US Deputy Secretary of the Treasury Wally Adeyemo declared at the ceremony, "We are pleased to welcome the Israeli government as a partner in our global effort to stop the extortion. This partnership has already resulted in real-time cyber threat data sharing to prevent ransomware distribution and other cyber-attacks from affecting the US economic sector. We look forward to expanding this partnership."
Yoni Mor, chief of the cyber, emergency and security system at the Israeli Finance Ministry, also hailed cooperation between the two countries, noting that the agreement "is a significant milestone in strengthening the concept of the cyber defense of the financial system and we see it as the first swallow for international agreements and cooperation in these areas."
The signature of the memorandum followed an Oct. 13-14 virtual meeting of the International Counter-Ransomware Initiative, organized by the White House and hosting the European Union and more than 30 countries, including Israel. At her opening remarks, deputy national security adviser Anne Neuberger explained why international cooperation to counter ransomware is important, stating, "It is an incredibly complex ecosystem. In fact, during the opening plenary, for example, the Israeli representative noted that an Israeli hospital was under attack by a ransomware attack at that moment."
Neuberger was referring to a cyberattack launched earlier that day against the Hillel hospital in the town of Hadera, which serves the north-central part of the Israeli population. The attack brought down and locked all the facility’s computer systems, both administrative and medical.
One month later, on Nov. 14, Adeyemo met in Israel with Liberman and with Israel’s National Cyber Directorate Director Yigal Unna. Following that meeting, the US Treasury Department announced a new partnership with Israel to expand bilateral cooperation in combatting ransomware.

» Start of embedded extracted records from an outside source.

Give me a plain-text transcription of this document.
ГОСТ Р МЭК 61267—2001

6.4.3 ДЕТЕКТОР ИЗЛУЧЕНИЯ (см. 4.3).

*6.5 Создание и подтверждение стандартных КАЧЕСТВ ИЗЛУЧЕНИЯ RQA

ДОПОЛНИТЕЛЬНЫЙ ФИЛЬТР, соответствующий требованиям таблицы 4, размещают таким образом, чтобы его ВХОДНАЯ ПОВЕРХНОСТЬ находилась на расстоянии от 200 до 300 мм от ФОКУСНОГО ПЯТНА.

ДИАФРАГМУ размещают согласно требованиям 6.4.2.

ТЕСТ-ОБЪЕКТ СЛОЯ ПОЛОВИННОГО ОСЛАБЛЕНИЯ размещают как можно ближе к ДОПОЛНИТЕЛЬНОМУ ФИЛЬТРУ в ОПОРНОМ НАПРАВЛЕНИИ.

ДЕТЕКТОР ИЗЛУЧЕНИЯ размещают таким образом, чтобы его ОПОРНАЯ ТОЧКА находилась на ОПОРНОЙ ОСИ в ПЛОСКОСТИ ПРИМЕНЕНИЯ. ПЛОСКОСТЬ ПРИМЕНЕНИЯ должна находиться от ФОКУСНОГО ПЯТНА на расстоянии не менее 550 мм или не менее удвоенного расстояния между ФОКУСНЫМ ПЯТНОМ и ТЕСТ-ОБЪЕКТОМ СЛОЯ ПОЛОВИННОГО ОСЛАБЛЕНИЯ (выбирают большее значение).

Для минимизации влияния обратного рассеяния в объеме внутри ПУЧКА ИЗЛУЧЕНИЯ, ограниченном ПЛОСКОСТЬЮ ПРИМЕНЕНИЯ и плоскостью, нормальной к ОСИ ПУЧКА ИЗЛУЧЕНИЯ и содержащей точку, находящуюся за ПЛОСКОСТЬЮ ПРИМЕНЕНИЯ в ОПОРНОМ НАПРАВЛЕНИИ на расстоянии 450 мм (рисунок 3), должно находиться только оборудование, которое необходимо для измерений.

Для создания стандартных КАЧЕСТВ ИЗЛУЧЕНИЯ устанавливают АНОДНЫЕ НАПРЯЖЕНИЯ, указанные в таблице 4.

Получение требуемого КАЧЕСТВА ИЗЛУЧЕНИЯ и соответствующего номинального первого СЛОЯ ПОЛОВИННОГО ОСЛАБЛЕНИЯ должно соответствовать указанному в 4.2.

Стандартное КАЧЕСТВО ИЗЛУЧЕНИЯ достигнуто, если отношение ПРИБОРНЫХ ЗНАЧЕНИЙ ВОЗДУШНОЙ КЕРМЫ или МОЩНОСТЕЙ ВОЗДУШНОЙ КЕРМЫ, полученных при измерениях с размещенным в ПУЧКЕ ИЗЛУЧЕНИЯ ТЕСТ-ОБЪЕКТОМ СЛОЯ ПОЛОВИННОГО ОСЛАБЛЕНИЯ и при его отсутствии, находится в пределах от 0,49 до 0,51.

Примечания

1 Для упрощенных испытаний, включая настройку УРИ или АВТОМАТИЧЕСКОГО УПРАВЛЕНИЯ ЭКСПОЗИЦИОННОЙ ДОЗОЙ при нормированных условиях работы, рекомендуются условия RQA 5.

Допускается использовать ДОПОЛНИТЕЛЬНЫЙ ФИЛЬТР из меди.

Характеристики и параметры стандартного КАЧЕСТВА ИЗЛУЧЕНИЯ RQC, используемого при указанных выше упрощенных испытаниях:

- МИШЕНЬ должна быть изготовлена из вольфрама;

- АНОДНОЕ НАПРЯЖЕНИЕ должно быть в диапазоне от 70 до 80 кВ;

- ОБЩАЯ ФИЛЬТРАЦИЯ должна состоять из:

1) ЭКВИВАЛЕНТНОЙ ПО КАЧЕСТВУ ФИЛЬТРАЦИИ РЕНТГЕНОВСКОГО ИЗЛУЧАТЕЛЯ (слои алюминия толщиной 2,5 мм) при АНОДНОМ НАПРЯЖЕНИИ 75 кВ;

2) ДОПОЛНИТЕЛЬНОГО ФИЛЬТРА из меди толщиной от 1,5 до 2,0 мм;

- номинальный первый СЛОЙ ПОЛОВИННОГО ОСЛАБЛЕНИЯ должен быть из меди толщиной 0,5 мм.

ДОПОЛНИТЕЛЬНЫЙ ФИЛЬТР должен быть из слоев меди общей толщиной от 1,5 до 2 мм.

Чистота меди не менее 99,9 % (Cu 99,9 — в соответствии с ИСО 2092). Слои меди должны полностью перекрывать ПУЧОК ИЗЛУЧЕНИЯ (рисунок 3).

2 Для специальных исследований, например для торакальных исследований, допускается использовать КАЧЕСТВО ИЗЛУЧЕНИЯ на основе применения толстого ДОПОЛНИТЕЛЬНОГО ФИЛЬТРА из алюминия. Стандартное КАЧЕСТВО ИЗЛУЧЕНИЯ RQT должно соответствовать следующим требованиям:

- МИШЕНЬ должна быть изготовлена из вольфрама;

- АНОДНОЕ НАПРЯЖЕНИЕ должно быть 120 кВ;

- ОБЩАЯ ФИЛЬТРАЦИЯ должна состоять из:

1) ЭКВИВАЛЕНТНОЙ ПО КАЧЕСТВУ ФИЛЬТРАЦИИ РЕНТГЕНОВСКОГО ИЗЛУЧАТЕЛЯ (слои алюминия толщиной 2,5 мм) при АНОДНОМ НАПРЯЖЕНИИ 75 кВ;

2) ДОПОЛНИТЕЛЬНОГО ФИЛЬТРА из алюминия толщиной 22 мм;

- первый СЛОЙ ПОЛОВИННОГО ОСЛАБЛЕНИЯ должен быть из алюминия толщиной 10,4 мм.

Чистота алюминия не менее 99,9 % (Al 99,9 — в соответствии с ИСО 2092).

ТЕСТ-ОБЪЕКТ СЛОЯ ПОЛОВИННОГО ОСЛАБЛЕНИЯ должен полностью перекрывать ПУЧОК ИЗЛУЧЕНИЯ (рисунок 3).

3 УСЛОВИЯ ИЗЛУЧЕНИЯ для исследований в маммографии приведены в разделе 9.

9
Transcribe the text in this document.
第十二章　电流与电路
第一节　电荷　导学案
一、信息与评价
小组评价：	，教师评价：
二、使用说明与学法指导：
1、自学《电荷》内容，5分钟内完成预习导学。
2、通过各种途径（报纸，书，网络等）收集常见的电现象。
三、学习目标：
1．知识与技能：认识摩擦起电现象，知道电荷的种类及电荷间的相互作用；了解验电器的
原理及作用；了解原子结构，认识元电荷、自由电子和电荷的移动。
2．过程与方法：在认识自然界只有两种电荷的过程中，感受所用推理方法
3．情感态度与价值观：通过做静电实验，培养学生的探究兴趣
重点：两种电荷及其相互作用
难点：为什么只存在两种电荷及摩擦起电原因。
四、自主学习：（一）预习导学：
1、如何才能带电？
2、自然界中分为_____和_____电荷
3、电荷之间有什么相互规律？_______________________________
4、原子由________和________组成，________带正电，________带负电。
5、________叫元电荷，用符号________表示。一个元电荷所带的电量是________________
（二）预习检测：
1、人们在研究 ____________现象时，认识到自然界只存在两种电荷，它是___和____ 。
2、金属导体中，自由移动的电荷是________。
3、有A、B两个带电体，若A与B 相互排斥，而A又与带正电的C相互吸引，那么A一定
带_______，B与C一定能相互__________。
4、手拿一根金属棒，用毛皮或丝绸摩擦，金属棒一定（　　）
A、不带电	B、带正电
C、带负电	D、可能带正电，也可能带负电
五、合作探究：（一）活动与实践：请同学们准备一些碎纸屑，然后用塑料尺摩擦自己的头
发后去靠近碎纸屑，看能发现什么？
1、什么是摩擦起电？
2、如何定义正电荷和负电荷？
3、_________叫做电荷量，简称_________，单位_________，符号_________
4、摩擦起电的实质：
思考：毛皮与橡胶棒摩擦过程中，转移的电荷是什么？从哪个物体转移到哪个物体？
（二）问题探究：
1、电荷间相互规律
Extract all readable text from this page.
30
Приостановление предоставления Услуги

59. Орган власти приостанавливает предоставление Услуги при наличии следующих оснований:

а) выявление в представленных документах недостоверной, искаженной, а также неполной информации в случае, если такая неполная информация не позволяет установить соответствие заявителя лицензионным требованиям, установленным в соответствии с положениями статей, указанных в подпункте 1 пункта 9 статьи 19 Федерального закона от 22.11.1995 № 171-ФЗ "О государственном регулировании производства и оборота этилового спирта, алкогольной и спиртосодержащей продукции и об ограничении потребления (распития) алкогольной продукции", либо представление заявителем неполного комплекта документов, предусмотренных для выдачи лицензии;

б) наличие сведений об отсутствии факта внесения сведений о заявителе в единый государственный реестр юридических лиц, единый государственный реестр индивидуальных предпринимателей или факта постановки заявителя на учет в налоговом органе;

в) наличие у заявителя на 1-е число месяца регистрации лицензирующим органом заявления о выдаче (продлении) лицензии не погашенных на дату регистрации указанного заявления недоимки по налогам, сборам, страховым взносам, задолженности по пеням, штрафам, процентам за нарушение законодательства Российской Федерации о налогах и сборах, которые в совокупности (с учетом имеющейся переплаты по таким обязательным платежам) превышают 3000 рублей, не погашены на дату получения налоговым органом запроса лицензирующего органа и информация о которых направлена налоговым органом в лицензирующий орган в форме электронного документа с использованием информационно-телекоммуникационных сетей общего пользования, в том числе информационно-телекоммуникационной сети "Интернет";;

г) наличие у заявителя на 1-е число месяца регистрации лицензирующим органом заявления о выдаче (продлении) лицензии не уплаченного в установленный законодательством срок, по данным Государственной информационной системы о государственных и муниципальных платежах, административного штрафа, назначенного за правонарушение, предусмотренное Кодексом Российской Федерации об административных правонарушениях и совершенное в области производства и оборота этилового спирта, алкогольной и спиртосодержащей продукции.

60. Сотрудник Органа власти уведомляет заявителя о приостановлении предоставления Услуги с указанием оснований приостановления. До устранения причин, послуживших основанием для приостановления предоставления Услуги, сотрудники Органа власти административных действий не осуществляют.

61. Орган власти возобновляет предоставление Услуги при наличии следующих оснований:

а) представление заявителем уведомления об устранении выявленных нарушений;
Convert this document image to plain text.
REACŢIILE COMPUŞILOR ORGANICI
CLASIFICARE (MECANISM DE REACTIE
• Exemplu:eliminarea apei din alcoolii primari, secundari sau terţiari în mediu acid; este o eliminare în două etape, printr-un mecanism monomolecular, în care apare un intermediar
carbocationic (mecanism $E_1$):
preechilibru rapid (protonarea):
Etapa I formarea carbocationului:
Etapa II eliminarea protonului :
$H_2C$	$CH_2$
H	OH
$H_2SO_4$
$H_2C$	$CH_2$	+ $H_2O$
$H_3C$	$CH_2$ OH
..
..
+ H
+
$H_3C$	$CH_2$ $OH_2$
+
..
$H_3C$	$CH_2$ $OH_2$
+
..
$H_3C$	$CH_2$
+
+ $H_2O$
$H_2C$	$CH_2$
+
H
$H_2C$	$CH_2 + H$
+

“Harnessing both the power of international cooperation and of technology innovation will position us to support economic competitiveness, prosperity, and to combat global threats including ransomware,” said a statement issued by Adeyemo. It continued, “As the global economy recovers and ransomware and other illicit finance threats present a grave challenge to Israel and the United States, increased information exchanges, joint work and collaboration on policy, regulation and enforcement are critical to our economic and national security objectives.”
The memorandum signed Aug. 23 offers the legal and institutional framework required for US-Israeli partnership. Other steps were taken in the period between that meeting and the memorandum signature.
For instance, on May 12, President Joe Biden signed an executive order on improving the nation’s cybersecurity. The executive order opens new US federal cybersecurity contracts to Israeli companies, estimated to be worth $200 billion. Visiting Israel last week, Merlin Cyber founder David Phelps noted that the order opens up new opportunities for startups dealing with cloud security, software supply chain and zero trust access to systems, all domains Israeli companies are working on. Phelps said there is currently an “increasingly pressing need for effective data protection in today’s uncertain world,” noting the “special role of Israeli cybertechnology in filling this need.”
On July 27, Israel and the United States launched a new cybersecurity program that should offer grants of up to $1.5 million or up to 50% of research and development budgets, for startups and projects developing solutions to protect public critical infrastructure. The US Homeland Security Science and Technology Directorate, the Israel National Cyber Directorate and the joint cooperation between the Israel-US Binational Industrial Research and Development Foundation are set to lead the new program.